Il Consiglio Comunale di Buonabitacolo ha approvato i regolamenti per la mensa e il trasporto scolastico. Il primo prevede la concessione gratuita del servizio per i diversamente abili e una serie di riduzioni e di esoneri per le famiglie che vivono particolari situazioni di disagio economico e sociale (gravi motivi di salute, cassa integrazione, famiglie numerose). Inoltre, il regolamento per la mensa scolastica prevede anche sconti per coloro che pagheranno all’inizio dell’anno scolastico l’intera retta annuale (10%), oppure ogni trimestre (5%).

Un’altra importante novità introdotta nel servizio di refezione è quella della “Commissione Mensa”, un organo consultivo e propositivo che ha la finalità di favorire la massima trasparenza nella gestione del servizio, di attivare forme di collaborazione e di coinvolgimento dell’utenza, ma soprattutto di monitorare il gradimento dei pasti, attraverso un’apposita scheda di valutazione elaborata dall’ufficio scolastico del Comune di Buonabitacolo diretto da Fiorenzo Festa, di controllare gli ambienti nei quali avviene la refezione.
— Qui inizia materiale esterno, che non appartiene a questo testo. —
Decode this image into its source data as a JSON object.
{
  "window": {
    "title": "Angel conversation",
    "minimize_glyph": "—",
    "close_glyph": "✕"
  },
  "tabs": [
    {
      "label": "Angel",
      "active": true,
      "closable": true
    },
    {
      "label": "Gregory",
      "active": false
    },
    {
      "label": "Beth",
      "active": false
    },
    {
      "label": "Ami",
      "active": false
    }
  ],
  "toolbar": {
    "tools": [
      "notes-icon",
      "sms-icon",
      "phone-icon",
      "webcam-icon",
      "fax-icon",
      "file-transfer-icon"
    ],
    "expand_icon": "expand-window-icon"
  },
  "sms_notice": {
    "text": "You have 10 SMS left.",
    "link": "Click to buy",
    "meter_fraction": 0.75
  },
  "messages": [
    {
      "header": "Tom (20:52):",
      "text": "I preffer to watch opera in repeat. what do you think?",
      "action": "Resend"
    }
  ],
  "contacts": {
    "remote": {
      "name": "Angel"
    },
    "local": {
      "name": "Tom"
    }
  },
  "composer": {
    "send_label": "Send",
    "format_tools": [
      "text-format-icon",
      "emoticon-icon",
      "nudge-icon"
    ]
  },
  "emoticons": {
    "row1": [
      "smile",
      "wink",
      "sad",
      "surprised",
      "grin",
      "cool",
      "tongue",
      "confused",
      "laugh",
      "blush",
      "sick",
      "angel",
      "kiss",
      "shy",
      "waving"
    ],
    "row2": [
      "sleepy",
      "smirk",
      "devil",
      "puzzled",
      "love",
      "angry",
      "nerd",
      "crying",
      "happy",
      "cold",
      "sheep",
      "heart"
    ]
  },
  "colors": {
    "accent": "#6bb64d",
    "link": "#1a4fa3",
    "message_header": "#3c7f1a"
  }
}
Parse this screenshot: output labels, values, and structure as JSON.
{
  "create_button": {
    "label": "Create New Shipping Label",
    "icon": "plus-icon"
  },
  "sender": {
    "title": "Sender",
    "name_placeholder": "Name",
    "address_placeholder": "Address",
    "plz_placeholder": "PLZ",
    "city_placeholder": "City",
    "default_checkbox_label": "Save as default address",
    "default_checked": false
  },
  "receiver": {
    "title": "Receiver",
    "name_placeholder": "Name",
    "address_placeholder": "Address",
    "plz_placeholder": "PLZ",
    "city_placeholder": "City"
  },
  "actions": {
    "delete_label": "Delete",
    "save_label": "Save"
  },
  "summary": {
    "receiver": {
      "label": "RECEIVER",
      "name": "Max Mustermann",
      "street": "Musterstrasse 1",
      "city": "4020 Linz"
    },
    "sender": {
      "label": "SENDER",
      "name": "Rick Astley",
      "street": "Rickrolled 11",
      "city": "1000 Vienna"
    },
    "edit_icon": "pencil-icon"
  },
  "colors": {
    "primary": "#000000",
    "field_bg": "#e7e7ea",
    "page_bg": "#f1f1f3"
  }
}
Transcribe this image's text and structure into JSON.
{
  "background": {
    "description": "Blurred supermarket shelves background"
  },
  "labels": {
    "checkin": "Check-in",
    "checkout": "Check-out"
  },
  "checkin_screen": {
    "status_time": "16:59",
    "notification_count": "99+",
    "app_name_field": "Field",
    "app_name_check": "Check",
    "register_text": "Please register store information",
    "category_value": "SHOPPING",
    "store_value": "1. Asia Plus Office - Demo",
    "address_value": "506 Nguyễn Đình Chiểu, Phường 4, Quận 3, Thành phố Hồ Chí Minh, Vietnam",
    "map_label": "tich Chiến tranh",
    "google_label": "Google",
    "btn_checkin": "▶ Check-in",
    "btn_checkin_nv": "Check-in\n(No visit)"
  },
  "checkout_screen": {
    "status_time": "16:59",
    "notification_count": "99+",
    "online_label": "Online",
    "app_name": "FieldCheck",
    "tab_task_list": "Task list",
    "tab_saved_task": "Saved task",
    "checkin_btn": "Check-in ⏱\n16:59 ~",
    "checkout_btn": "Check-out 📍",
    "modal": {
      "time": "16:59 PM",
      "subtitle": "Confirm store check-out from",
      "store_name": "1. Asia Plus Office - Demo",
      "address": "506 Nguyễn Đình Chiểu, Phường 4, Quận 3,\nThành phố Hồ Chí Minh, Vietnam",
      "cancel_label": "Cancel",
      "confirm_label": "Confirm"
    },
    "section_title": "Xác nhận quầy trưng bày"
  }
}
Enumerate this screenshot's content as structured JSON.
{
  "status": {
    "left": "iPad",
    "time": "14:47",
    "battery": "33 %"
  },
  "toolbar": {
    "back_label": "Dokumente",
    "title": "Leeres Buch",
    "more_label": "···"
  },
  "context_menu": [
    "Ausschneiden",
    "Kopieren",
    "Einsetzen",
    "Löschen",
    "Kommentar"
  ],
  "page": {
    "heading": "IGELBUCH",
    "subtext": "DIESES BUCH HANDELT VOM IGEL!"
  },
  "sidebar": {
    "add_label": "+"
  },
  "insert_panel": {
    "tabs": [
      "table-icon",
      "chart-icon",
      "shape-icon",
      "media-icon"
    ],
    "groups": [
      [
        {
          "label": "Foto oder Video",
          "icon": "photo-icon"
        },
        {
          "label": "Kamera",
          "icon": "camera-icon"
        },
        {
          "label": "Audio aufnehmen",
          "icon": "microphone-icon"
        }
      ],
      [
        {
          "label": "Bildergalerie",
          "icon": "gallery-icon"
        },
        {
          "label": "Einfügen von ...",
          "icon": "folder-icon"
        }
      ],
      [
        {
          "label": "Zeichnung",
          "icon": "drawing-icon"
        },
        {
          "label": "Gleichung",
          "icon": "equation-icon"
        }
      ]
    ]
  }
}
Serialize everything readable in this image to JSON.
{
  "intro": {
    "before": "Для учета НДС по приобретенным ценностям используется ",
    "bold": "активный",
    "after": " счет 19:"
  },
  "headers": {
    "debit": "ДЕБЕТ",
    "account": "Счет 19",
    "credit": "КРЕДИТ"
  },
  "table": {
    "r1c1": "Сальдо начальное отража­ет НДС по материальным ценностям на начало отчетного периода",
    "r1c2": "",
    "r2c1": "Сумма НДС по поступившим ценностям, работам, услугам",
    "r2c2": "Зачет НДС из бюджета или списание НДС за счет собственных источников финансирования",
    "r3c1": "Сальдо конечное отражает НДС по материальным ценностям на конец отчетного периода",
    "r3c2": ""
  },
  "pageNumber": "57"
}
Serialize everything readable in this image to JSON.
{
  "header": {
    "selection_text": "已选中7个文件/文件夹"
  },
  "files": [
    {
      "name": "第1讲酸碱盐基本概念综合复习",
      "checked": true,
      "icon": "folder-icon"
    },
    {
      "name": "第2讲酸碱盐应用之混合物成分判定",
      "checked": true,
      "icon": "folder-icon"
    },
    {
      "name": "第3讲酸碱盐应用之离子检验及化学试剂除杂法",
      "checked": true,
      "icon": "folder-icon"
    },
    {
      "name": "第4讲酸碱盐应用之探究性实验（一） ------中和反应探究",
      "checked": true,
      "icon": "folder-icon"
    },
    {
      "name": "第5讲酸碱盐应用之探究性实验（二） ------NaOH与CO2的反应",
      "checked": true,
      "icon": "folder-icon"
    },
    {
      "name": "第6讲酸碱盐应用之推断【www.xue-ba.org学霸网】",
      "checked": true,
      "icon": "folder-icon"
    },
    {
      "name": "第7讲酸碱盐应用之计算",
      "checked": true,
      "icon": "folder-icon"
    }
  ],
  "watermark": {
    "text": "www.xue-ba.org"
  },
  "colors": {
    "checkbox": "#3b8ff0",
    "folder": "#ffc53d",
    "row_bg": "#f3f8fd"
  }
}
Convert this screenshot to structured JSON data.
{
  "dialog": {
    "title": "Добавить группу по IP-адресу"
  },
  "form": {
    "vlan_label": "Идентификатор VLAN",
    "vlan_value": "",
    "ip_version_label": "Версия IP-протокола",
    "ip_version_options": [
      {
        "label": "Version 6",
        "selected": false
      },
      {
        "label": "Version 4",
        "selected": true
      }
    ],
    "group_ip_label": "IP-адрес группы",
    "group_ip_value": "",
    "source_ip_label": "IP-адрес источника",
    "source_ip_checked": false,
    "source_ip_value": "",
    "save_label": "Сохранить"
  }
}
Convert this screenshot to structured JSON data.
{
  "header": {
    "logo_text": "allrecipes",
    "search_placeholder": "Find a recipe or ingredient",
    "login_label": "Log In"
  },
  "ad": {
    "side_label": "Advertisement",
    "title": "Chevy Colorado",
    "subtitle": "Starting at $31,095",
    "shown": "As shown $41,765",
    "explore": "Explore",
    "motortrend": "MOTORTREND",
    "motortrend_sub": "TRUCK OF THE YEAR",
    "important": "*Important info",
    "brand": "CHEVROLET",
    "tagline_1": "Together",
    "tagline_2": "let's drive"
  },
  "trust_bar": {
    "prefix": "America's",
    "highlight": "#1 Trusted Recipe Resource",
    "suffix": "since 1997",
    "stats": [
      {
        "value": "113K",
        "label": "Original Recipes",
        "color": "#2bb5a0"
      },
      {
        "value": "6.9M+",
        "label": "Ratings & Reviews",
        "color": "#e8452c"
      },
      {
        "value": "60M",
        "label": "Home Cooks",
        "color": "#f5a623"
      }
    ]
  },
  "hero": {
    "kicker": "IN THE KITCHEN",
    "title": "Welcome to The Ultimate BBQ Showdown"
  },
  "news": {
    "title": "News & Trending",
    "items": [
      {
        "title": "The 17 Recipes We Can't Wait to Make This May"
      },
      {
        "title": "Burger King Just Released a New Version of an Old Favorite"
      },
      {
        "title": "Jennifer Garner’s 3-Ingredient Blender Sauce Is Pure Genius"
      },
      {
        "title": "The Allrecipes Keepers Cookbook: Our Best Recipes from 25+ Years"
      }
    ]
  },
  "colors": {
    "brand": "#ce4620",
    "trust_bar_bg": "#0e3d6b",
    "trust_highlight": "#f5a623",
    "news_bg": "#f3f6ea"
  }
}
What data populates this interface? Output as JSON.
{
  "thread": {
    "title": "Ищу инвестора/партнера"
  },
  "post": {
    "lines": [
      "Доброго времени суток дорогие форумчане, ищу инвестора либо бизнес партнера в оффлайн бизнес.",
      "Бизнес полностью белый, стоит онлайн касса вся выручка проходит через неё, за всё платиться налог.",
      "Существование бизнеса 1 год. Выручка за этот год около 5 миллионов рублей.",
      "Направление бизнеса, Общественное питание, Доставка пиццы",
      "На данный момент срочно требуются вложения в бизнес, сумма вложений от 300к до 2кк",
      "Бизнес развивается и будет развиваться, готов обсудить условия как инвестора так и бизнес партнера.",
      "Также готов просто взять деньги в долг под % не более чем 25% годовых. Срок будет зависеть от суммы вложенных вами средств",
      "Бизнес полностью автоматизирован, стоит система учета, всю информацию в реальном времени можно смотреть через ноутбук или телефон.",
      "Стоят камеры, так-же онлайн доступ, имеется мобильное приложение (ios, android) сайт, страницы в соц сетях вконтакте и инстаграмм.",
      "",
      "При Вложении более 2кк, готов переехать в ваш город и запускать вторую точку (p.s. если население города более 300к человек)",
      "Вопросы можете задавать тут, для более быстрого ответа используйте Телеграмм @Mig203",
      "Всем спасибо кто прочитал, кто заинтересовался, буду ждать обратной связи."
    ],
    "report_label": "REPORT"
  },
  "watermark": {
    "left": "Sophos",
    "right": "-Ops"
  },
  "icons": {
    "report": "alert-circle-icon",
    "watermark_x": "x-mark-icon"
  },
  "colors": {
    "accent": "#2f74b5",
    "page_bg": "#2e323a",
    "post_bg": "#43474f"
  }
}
La commissione sarà composta dal sindaco o dall’assessore delegato alle Politiche sociali e scolastiche, dal responsabile del servizio scolastico, dal dirigente dell’Istituto scolastico comprensivo, dal coordinatore della scuola comunale paritaria, da un rappresentante dei genitori degli alunni e da un docente.

“Con queste novità – ha sottolineato il sindaco di Buonabitacolo Elia Rinaldi – siamo certi che il servizio di refezione scolastica, già noto per le sue qualità, migliorerà notevolmente e sarà ancora più accessibile e conveniente per le famiglie di Buonabitacolo. Vale la pena ricordare  che il costo del pasto quotidiano, pari a un euro e 36 centesimi, è il più basso del Vallo di Diano”.
Per quanto concerne, invece, il regolamento del trasporto scolastico, il Consiglio comunale ha stabilito di riservare prioritariamente il servizio agli studenti residenti al di fuori dell’area urbana del paese. La decisione è scaturita a seguito di un accertamento fatto direttamente dal primo cittadino durante il trasporto scolastico. «Nel corso dei controlli a bordo degli scuolabus – ha riferito Rinaldi – ho notato che troppi bambini non avevano dove sedersi, per cui erano costretti a viaggiare in piedi e alla meglio, in quanto buona parte dei posti erano già stati occupati dagli studenti che abitano nel centro abitato. Limitando il servizio agli alunni residenti nelle zone periferiche e rurali di Buonabitacolo, oltre a ridurre i percorsi, si garantirà ai bambini di viaggiare comodamente seduti, evitando pericoli e sovraffollamenti».

Sul fronte dei costi, poi, il regolamento appena approvato riconosce alla giunta la possibilità di introdurre riduzioni ed esoneri per la famiglie in particolari situazioni di disagio economico e sociale. Sono anche in questo caso esenti dal pagamento gli alunni diversamente abili. “Nel caso del trasporto scolastico – ha precisato il sindaco – non era importante ridurre il costo, in quanto è già uno dei più bassi del comprensorio, quanto piuttosto rendere il servizio comodo e sicuro”.